Port Saint Joe—the community Christmas concert is in the old movie theater. We’re talking old-old.
Eighty years ago, this place used to have a balcony, folding seats, velvet curtains, a silver screen. Today, there is a plywood stage where Clark Gable’s face used to be projected.
The whole town came for the shindig. There are people from all parts. Old and young, rich and rural.
Small towns support their own.
I’m in the back row. There’s an old man beside me. He wears plaid. There is a golf-ball-sized wad in his lower lip. He’s spitting into a plastic Coke bottle.
The opening act is a fiddle band. They’re pretty good. Gramps is singing along with the music—between spits.
“Love this song,” he shouts to me.
Gramps must’ve forgotten to change the batteries in his hearing aids.
The musicians sing several. One Christmas melody after another.
With each one, Gramps says, “Oh, I love this song.”
There aren’t many Gramps doesn’t like.
The local choir is next. Before they open their mouths, I see that they’re Baptists. I know this from the way they walk.
I grew up Southern Baptist. We have a special gait. We walk this way so that we can recognize our fellow Baptists in the liquor store and avoid them.
Gramps taps his foot. He spits on offbeats.
“Used to sing in church choir,” he says. “My wife’n I were in choir together back in Georgia. She had a purty voice.”
He’s singing along gently. People start looking.
My wife gives me the stink eye. She whispers through grit teeth, “Shut up or I’ll divorce you.”
“I’m NOT the one singing,” I point out.
“Then wipe that smile off your face.”
The next song: “O Holy Night.” I am powerless against this melody. The song takes me over. Now I am singing with the old man in a whisper.
Gramps is a perfect tenor. I sing bass.
And as it happens, we aren’t the only ones. You ought to hear this small-town theater come alive. There’s a light hum throughout the audience.
I’ll bet you won’t find humming like this in, say, New York City.
Afterward, Gramps is smiling. “Hey,” he says “You’n me oughta take our duet on the road.”
He laughs. I laugh.
He adds, “My wife and me used to sing duets when she was alive. Every Christmas we sang.”
Gramps’ eyes are glassy and red. I notice he’s wearing a wedding ring.
After the applause, he stands to leave. He shakes my hand.
“I got low blood sugar,” he explains. “Gotta eat or I’ll get the shakes. Don’t have my wife to look after me no more.”
My wife and I merry-Christmas him.
“Merry Christmas,” says Gramps. “You two enjoy yourselves tonight.”
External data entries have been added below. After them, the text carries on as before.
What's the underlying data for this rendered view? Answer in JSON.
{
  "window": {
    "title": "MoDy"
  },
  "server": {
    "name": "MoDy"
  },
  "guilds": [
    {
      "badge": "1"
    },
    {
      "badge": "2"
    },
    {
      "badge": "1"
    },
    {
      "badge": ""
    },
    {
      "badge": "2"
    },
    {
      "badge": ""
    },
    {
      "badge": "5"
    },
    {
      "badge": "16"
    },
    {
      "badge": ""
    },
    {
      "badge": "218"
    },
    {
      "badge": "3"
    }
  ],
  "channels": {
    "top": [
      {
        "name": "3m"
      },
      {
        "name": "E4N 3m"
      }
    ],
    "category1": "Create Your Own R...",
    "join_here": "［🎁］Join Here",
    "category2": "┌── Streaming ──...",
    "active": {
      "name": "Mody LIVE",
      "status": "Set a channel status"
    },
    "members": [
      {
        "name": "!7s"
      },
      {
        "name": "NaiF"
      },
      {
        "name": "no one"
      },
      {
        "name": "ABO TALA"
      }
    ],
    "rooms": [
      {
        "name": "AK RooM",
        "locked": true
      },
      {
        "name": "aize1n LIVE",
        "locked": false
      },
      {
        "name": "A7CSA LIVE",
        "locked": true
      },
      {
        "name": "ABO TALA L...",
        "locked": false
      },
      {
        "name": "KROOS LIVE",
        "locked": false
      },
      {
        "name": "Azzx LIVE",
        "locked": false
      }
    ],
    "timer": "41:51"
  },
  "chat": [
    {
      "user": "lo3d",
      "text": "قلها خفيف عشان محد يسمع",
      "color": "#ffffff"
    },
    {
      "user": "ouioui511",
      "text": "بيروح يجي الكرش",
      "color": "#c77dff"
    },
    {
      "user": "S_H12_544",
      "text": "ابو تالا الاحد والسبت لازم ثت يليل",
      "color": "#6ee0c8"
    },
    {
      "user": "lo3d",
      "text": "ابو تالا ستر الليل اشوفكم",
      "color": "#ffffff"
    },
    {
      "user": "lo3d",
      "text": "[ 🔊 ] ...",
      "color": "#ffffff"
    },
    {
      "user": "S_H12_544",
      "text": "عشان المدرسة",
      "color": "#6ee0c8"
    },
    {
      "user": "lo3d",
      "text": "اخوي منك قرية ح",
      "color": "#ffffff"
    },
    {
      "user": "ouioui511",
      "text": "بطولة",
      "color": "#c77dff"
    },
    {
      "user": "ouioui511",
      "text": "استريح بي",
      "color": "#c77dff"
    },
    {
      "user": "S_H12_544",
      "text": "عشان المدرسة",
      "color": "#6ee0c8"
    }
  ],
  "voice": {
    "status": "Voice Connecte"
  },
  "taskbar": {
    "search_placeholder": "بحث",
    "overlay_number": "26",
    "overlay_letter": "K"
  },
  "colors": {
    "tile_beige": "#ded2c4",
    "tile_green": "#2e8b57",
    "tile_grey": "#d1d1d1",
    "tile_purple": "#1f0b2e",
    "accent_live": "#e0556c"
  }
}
He hobbles to the door. He doesn’t move fast. Gramps has no old woman to hook arms with, no children to squeeze, nobody to hug.
Nothing, but his snuff to warm him.
I follow him to the door, but I’m too late. He’s already gone. I’m left looking at the night, wondering about a man I don’t know.
Anyway, I had a marvelous Christmas this year. I hope you did, too. I hope you find yourself with a warm belly, a loving family, and happy children running loose in your house.
But tonight, if you find an extra minute, say a prayer for Gramps.
He’s missing his singing partner this year.